The list of items they’d requested was as chilling in its way as the nightmare footage that filled the news. Dust masks, flashlights, work gloves and sterile eyewash. Lanterns, emesis basins and biohazard bags.
There was paperwork, of course. We would need a letter of authorization to get near Fire Department Headquarters in Brooklyn, now cordoned off and guarded. The woman I spoke to was sorry she wouldn’t be able to meet us when we came up. She had a funeral to attend, but she counted herself among the lucky ones because her firefighter husband had made it back from the scene alive. In a note on a fax cover sheet, she said that she would now have to go to Mass every Sunday for the rest of her life – that was the bargain she’d made with God if her husband came home.
The day was almost indecently beautiful as we loaded the car for the drive. It seemed impossible to reconcile this soft blue quiet with the video footage shot by a volunteer doctor in the moments after the first collapse – the nuclear winter of soot and debris, the unearthly high-pitched whistling of the firefighters’ locators.
It took four and a half hours to drive from the Philadelphia suburbs to Brooklyn – we spent most of that time sitting in traffic on the highways leading into the city, left lanes closed to all but emergency vehicles.
We saw the best of America on that drive… a toll collector on the Pennsylvania Turnpike, catching sight of the flag in our window, saying “God bless” as she handed us our change… a beat-up hatchback full of college kids, the windows painted over with messages: “God Bless America,” “Keep the Faith New York,” “Honk If U R Proud To Be American.” We honked, & flew our flag, and exchanged pumped fists with strangers at 70 miles per hour. The closer we got to New York, the more banners we saw on overpasses, defiant slogans hand-lettered on bed sheets.
The staff was so kind at Fire Department Headquarters. They added our shovels to a pile in the corner of the loading dock, and told us about the firefighters they knew who were missing. Supplies crowded the sorting room… pallets of water and Gatorade donated by corporations… cardboard boxes with the words “towels” and “flashlights” drawn in black magic marker.

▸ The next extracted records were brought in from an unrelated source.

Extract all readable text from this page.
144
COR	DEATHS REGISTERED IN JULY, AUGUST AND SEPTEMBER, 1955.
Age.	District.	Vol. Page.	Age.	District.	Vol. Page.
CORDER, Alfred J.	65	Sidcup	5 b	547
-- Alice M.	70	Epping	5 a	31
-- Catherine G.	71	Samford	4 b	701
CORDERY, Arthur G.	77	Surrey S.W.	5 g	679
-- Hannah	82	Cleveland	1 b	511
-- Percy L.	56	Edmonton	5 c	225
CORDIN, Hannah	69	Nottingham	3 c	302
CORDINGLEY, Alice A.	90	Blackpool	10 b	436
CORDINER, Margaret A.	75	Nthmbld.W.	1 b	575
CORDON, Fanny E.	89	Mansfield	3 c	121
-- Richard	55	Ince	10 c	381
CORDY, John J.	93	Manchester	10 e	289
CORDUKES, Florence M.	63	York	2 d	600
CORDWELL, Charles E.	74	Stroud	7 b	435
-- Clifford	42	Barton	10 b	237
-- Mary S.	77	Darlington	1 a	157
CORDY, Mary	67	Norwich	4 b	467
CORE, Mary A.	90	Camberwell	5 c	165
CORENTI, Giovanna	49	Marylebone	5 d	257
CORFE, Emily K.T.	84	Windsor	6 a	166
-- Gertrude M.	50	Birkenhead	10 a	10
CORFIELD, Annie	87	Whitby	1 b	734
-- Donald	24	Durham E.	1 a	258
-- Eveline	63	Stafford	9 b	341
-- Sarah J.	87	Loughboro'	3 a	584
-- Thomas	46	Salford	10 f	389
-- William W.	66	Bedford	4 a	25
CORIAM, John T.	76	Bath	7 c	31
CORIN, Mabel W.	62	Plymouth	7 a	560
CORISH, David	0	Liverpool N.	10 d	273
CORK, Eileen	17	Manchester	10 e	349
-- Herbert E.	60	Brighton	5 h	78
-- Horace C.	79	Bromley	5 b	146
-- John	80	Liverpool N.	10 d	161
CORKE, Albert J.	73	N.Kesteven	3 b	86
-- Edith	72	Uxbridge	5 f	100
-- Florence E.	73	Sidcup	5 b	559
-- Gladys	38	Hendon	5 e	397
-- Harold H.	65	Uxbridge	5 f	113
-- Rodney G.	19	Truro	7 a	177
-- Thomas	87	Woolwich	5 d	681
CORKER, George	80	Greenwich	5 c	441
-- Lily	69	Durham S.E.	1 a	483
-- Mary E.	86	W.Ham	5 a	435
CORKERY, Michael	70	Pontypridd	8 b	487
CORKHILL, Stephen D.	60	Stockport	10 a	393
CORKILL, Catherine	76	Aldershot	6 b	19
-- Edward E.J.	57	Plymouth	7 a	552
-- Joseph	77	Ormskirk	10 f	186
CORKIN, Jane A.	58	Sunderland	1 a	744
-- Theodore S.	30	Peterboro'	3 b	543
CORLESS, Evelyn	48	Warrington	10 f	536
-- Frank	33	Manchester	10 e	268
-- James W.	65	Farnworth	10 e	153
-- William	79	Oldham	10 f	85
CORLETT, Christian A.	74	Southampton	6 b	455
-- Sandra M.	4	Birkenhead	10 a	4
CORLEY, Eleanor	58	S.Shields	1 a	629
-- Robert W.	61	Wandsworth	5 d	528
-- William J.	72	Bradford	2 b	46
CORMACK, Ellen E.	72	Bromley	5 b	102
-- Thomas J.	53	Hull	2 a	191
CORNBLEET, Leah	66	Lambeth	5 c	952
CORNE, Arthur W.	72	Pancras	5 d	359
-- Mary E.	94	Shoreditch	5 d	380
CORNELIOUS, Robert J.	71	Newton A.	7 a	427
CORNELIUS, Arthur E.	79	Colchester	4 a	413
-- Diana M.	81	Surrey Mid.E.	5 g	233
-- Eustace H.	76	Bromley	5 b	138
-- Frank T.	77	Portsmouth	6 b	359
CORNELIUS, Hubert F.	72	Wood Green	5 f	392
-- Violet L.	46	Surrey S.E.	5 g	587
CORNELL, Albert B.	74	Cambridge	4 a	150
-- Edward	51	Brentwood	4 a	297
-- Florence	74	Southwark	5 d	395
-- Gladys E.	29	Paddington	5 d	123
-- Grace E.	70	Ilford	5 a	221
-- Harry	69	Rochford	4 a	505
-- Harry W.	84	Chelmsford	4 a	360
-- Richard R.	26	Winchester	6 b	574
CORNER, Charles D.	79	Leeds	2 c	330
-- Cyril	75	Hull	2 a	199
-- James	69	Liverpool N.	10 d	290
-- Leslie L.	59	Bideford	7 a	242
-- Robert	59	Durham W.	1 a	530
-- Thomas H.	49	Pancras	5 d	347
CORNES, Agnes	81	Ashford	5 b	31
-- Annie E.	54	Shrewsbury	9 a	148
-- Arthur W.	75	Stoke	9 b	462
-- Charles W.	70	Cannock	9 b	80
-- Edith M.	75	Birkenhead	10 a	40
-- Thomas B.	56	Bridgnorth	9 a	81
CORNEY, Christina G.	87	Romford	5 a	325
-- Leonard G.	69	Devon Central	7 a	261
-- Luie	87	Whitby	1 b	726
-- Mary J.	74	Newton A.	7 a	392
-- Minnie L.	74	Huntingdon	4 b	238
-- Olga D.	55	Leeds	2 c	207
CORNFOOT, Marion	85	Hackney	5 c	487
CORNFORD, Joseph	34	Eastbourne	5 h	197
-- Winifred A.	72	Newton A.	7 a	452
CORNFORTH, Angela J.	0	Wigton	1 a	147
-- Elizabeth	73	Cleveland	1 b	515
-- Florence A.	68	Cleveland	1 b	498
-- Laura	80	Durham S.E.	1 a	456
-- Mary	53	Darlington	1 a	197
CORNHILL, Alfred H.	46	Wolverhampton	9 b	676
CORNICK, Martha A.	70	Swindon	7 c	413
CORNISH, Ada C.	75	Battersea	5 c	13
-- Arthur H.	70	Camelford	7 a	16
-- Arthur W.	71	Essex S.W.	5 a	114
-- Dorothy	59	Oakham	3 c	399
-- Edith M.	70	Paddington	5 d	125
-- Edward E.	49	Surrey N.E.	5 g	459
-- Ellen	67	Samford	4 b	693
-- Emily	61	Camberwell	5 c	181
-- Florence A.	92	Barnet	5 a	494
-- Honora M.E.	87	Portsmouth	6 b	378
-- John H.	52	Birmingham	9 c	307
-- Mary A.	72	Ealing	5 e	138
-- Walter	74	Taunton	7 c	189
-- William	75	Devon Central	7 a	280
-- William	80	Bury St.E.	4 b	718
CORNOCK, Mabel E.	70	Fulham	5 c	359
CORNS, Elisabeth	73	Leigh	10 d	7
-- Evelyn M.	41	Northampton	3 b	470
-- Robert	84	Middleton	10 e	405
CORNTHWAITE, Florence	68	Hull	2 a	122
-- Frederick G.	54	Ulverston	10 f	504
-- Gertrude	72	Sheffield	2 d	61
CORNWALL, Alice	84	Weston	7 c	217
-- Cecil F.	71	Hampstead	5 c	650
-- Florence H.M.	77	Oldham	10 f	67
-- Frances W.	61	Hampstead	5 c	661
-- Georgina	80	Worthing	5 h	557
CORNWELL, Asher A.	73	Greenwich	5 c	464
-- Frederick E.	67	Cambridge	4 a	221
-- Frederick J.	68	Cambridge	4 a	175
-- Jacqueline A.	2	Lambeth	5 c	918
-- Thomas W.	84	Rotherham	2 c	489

The drive home was quicker. On our way out of Brooklyn, we passed a federal office building, patrolled on each corner by an officer in a bulletproof vest holding a pump-action shotgun.
But we saw a passenger jet as well, gliding peacefully into the Newark evening.
The next night, walking up to the door of my townhouse, I heard the usual late-summer chirping of dozens of crickets. It made me feel anxious for some reason I couldn’t define.
And then I realized why.
It sounded exactly like the whistling of the firefighters’ locators in the video from Ground Zero.